To właśnie m.in. dzięki wschodnim Kresowianom i ich potomkom, Gdańsk stał się po II wojnie światowej potężnym miastem. Imigranci ze wschodu, z południa i z centrum kraju, rozwijali po II wojnie światowej w Gdańsku życie, podnosili to miasto z gruzów, tworzyli w Trójmieście uczelnie, kulturę, medycynę, przemysł (także stoczniowy), miejsca pracy. Tak więc, teren budowy planowanego objazdu w celu odciążenia Bramy Nizinnej, to odcinek torów niemal święty dla współczesnego Gdańska. Warto upamiętnić fakt, że tamtędy w 1945 roku napływały elity intelektualne na dworzec Gdańsk Kłodno. Jest to więc historyczny Wjazd Kresowian.
Fot. Kazimierz Netka.
Na razie postawiono tam pamiątkowy kamień, w 2015 roku. Może warto stworzyć tam symboliczną Bramę Kresowian, Ekspatriantów, Imigrantów, Uchodźców? Wszak i teraz imigranci – uciekający przed rosyjskimi wojskami z Ukrainy, przyjmowani są nieopodal, bo pod adresem Dolna Brama 8. Przyjazd w 1945 roku do Gdańska Kłodna był ważny dla Gdańska, niemal świętością, tak i teraz jest istotny, więc może trzeba upamiętnić ten fakt.

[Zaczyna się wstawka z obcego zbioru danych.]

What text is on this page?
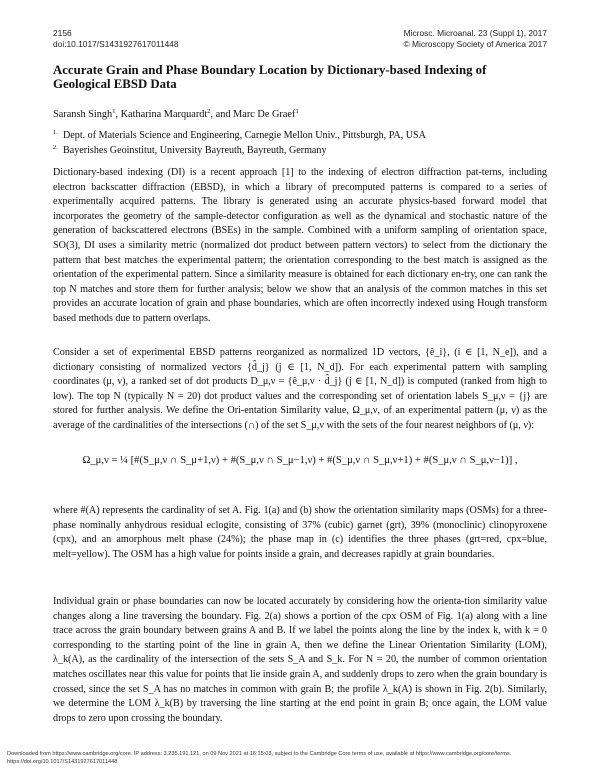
2156
doi:10.1017/S1431927617011448
Microsc. Microanal. 23 (Suppl 1), 2017
© Microscopy Society of America 2017
Accurate Grain and Phase Boundary Location by Dictionary-based Indexing of Geological EBSD Data
Saransh Singh$^1$, Katharina Marquardt$^2$, and Marc De Graef$^1$
1. Dept. of Materials Science and Engineering, Carnegie Mellon Univ., Pittsburgh, PA, USA
2. Bayerishes Geoinstitut, University Bayreuth, Bayreuth, Germany
Dictionary-based indexing (DI) is a recent approach [1] to the indexing of electron diffraction pat-terns, including electron backscatter diffraction (EBSD), in which a library of precomputed patterns is compared to a series of experimentally acquired patterns. The library is generated using an accurate physics-based forward model that incorporates the geometry of the sample-detector configuration as well as the dynamical and stochastic nature of the generation of backscattered electrons (BSEs) in the sample. Combined with a uniform sampling of orientation space, SO(3), DI uses a similarity metric (normalized dot product between pattern vectors) to select from the dictionary the pattern that best matches the experimental pattern; the orientation corresponding to the best match is assigned as the orientation of the experimental pattern. Since a similarity measure is obtained for each dictionary en-try, one can rank the top N matches and store them for further analysis; below we show that an analysis of the common matches in this set provides an accurate location of grain and phase boundaries, which are often incorrectly indexed using Hough transform based methods due to pattern overlaps.
Consider a set of experimental EBSD patterns reorganized as normalized 1D vectors, {ê_i}, (i ∈ [1, N_e]), and a dictionary consisting of normalized vectors {d̂_j} (j ∈ [1, N_d]). For each experimental pattern with sampling coordinates (μ, ν), a ranked set of dot products D_μ,ν = {ê_μ,ν · d̂_j} (j ∈ [1, N_d]) is computed (ranked from high to low). The top N (typically N = 20) dot product values and the corresponding set of orientation labels S_μ,ν = {j} are stored for further analysis. We define the Ori-entation Similarity value, Ω_μ,ν, of an experimental pattern (μ, ν) as the average of the cardinalities of the intersections (∩) of the set S_μ,ν with the sets of the four nearest neighbors of (μ, ν):
Ω_μ,ν = ¼ [#(S_μ,ν ∩ S_μ+1,ν) + #(S_μ,ν ∩ S_μ−1,ν) + #(S_μ,ν ∩ S_μ,ν+1) + #(S_μ,ν ∩ S_μ,ν−1)] ,
where #(A) represents the cardinality of set A. Fig. 1(a) and (b) show the orientation similarity maps (OSMs) for a three-phase nominally anhydrous residual eclogite, consisting of 37% (cubic) garnet (grt), 39% (monoclinic) clinopyroxene (cpx), and an amorphous melt phase (24%); the phase map in (c) identifies the three phases (grt=red, cpx=blue, melt=yellow). The OSM has a high value for points inside a grain, and decreases rapidly at grain boundaries.
Individual grain or phase boundaries can now be located accurately by considering how the orienta-tion similarity value changes along a line traversing the boundary. Fig. 2(a) shows a portion of the cpx OSM of Fig. 1(a) along with a line trace across the grain boundary between grains A and B. If we label the points along the line by the index k, with k = 0 corresponding to the starting point of the line in grain A, then we define the Linear Orientation Similarity (LOM), λ_k(A), as the cardinality of the intersection of the sets S_A and S_k. For N = 20, the number of common orientation matches oscillates near this value for points that lie inside grain A, and suddenly drops to zero when the grain boundary is crossed, since the set S_A has no matches in common with grain B; the profile λ_k(A) is shown in Fig. 2(b). Similarly, we determine the LOM λ_k(B) by traversing the line starting at the end point in grain B; once again, the LOM value drops to zero upon crossing the boundary.
Downloaded from https://www.cambridge.org/core. IP address: 3.235.191.121, on 09 Nov 2021 at 16:15:03, subject to the Cambridge Core terms of use, available at https://www.cambridge.org/core/terms.
https://doi.org/10.1017/S1431927617011448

Jeśli zaś chodzi o poprawę skomunikowania Olszynki z resztą Gdańska, to okazję taka zmarnowano już około 10 lat temu – wtedy, gdy rewitalizowani międzynarodową trasę kolejowa, o symbolu E65, Gdynia – Warszawa i dalej. Wtedy można było wybudować wiadukty nad linią kolejowa E65, albo tunele pod nią. W Gdańsku nie powstało ani jedno takie bezkolizyjne skrzyżowanie. Budowano je zaś w nawet niewielkich wioskach, między Gdańskiem i Warszawą, także w województwie pomorskim.
Fot. Kazimierz Netka.
Oskarżanie teraz Pomorskiego Wojewódzkiego Konserwatora Zabytków o to, że szkodzi zabytkowej Bramie Nizinnej, jest nieco nietrafne. To raczej wina ówczesnych władz Gdańska, że nie zadbały o wystarczającą ochronę tej budowli. Już około 10 lat temu Brama Nizinna była podparta belkami.